Motoko Rich is a Japanese-American journalist who is the current Rome bureau chief for The New York Times as of 2025 leading coverage of Italy, the Vatican and Greece. She was previously the Tokyo bureau chief from 2016 to 2024, where she covered Japanese politics, society, gender, culture, security and the arts, as well as news and features on the Korean peninsula.

== Early life and education ==
Rich was born to Junko and Peter Rich of Petaluma, California. She grew up in New Jersey, Tokyo, and Northern California and attended Casa Grande High School. She majored in English literature at Yale University and graduated summa cum laude with a Bachelor of Arts degree and received a master's degree in English from the University of Cambridge.

== Career ==
Rich worked as a reporter for The Financial Times in London. She then moved to Atlanta and worked for The Wall Street Journal, eventually moving to New York City. In 2003, she joined The New York Times, where she covered a broad range of topics including real estate, the economy, books and education.

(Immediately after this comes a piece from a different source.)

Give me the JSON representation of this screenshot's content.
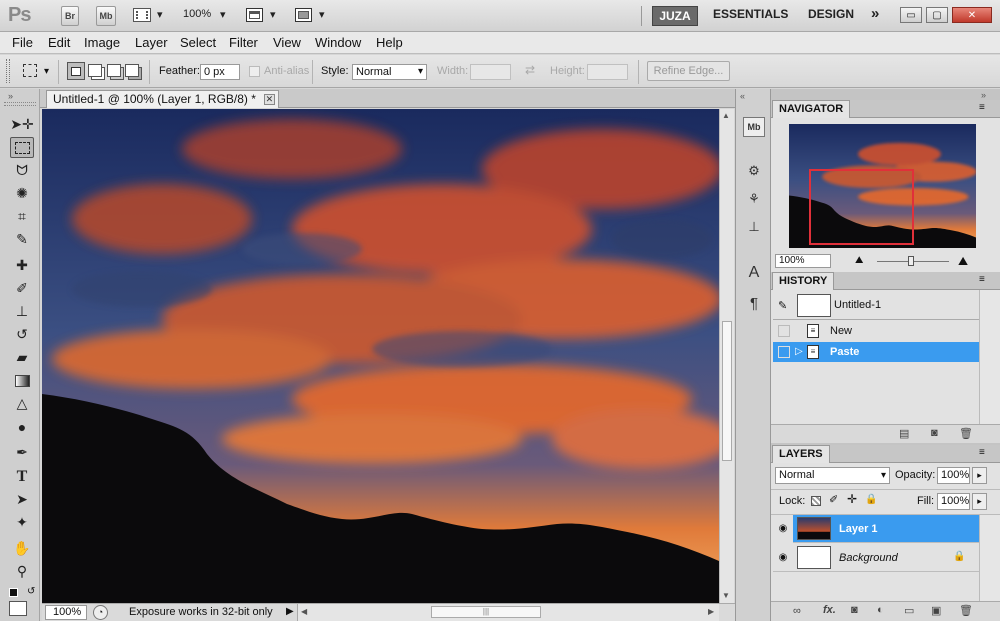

In 2016, Rich succeeded Martin Fackler as the Tokyo bureau chief for The New York Times. She has reported on various issues affecting Japan and the region, such as the 2020 Summer Olympics, the COVID-19 pandemic, the Abdication of Emperor Akihito, the assassination of Shinzo Abe, North Korea–United States relations, South Korea–Japan relationships, and China–Japan relations.

In 2025 she succeeded Jason Horowitz as bureau chief for Rome after eight years in Tokyo. Javier C. Hernández succeeded her as the next Tokyo bureau chief.

She is a co-winner of the Gerald Loeb Award for Images/Graphics/Interactives (2016–2018).